New projects to raise UK profile in Synthetic Biology
30 May 2008
Four UK Research Councils have come together to announce funding for new projects designed to rapidly build the UK’s expertise and capacity in the emerging field of synthetic biology.
The networks, which formally involve eight universities, including the University of Bristol, will have a strong social and ethical dimension and, where relevant to the projects, also have funding from the Economic and Social Research Council (ESRC) and the Arts and Humanities Research Council (AHRC).
Synthetic biology is the engineering of biology: the synthesis of complex, biologically based, or inspired, systems which display functions that do not exist in nature. Many scientists believe that this approach will ultimately result in the rational and systematic design of systems that may help us to address the major challenges of the future. Possible applications of synthetic biology could include the creation of systems to generate power, new medical applications, nanoscale biological computers, new approaches to cleaning up dangerous waste or sensitive biosensors for health or security applications.
The new projects announced by the Research Councils aim to increase capability so that the UK is at the forefront of this research and a significant part of this will entail bringing bioscientists, engineers, computer scientists and others together.

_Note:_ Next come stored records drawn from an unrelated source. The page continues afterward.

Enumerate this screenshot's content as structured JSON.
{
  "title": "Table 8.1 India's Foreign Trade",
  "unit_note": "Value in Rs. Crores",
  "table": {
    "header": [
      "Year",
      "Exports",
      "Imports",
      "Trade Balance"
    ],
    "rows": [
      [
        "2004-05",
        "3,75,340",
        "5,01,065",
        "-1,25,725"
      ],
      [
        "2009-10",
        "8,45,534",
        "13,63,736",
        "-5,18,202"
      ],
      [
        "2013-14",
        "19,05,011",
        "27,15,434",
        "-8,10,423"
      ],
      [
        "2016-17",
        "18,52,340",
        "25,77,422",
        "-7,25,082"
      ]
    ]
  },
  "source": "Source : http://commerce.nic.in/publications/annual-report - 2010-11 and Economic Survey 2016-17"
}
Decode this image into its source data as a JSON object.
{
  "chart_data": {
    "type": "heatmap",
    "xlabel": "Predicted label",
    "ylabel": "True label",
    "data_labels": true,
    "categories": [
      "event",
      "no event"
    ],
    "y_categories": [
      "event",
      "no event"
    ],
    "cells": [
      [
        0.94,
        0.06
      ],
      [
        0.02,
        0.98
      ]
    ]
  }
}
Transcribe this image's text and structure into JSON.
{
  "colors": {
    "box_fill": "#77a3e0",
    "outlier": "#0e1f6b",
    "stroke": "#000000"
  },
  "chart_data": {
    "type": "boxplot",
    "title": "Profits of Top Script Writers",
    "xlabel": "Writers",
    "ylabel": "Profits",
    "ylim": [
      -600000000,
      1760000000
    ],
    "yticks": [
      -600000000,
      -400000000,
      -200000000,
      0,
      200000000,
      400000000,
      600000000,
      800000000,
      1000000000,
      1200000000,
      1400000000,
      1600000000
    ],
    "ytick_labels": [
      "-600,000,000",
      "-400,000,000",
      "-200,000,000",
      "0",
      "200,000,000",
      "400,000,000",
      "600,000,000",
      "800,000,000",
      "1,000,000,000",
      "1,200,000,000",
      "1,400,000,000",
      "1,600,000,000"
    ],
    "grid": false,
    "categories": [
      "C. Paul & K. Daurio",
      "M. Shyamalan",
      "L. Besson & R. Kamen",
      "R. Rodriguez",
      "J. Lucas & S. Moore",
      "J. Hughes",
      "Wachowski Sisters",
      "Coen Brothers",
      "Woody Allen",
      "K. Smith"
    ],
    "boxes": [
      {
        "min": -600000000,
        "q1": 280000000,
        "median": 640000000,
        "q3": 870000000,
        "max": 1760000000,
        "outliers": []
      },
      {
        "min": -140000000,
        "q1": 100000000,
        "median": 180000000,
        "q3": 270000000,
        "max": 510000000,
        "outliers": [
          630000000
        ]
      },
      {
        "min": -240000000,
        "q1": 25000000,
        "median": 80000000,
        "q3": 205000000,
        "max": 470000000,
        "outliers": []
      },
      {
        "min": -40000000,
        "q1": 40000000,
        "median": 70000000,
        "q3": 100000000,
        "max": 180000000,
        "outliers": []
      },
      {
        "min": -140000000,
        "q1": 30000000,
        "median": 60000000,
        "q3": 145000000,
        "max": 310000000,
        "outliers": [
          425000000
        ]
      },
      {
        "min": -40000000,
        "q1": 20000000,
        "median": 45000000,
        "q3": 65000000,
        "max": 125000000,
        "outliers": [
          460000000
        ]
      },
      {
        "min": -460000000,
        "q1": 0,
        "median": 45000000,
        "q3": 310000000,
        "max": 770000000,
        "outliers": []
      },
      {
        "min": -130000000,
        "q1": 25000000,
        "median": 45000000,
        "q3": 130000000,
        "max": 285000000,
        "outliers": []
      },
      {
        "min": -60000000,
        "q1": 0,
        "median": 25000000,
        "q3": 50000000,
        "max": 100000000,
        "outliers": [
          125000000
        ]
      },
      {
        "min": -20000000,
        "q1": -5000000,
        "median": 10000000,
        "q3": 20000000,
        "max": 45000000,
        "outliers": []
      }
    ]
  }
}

The networks being announced today are centred on: the University of Bristol, Durham University, the University of Edinburgh, University College London & Birkbeck College, the University of Nottingham, the University of Oxford and the University of Sheffield. The total investment by the Research Councils is almost £900,000; the networks will use this funding to build multidisciplinary links between different labs and develop the tools and language required for synthetic biology research, enabling the UK to punch its weight internationally in this field.
Ian Pearson, Minister for Science and Innovation, said: “Synthetic biology is an exciting new, currently evolving field at the interface of bioscience and engineering. The design and construction of new biological parts, devices and systems and the re-design of existing natural biological systems for useful purposes has many potential applications in medicine, bio-energy and novel materials.
“By developing this emerging science, the UK will continue to keep its leading edge and increase its international competitiveness for the future. This initiative is aimed at raising UK profile and capability in this area to put the country at the forefront of the field.”
Professor Nigel Brown, BBSRC Director of Science and Technology, speaking on behalf of all four funding Research Councils, said: “The UK has world-class bioscience and engineering communities and our aim is to build capacity for a world-leading UK synthetic biology research community quickly. Synthetic biology has huge potential to help us both further our understanding of natural biological systems and also develop new biologically-based systems to tackle future challenges. The four Research Councils working together in this initiative shows that the future of Synthetic Biology in the UK relies not only on bringing together biologists and engineers but also on ensuring that the societal issues are considered from the start.”
Dr Brian Johnson, Chair of BBSRC’s Bioscience for Society sub-group on synthetic biology, commented on the ethical and social considerations of this area of science: “BBSRC has already set up a group to gain insight into public attitudes when setting research priorities in synthetic biology. We think it is important that scientists and research funders are aware of the wider social and ethical issues surrounding synthetic biology. From events that we and others have held recently, we are confident that UK scientists will address such issues when planning and carrying out research involving synthetic biology.
“The Research Councils are working closely together through the Research Councils UK partnership, to address social and ethical issues and to encourage constructive public engagement around the science and the opportunities that it offers. The Research Councils are committed to working with the Royal Society and other stakeholders in the field of synthetic biology.”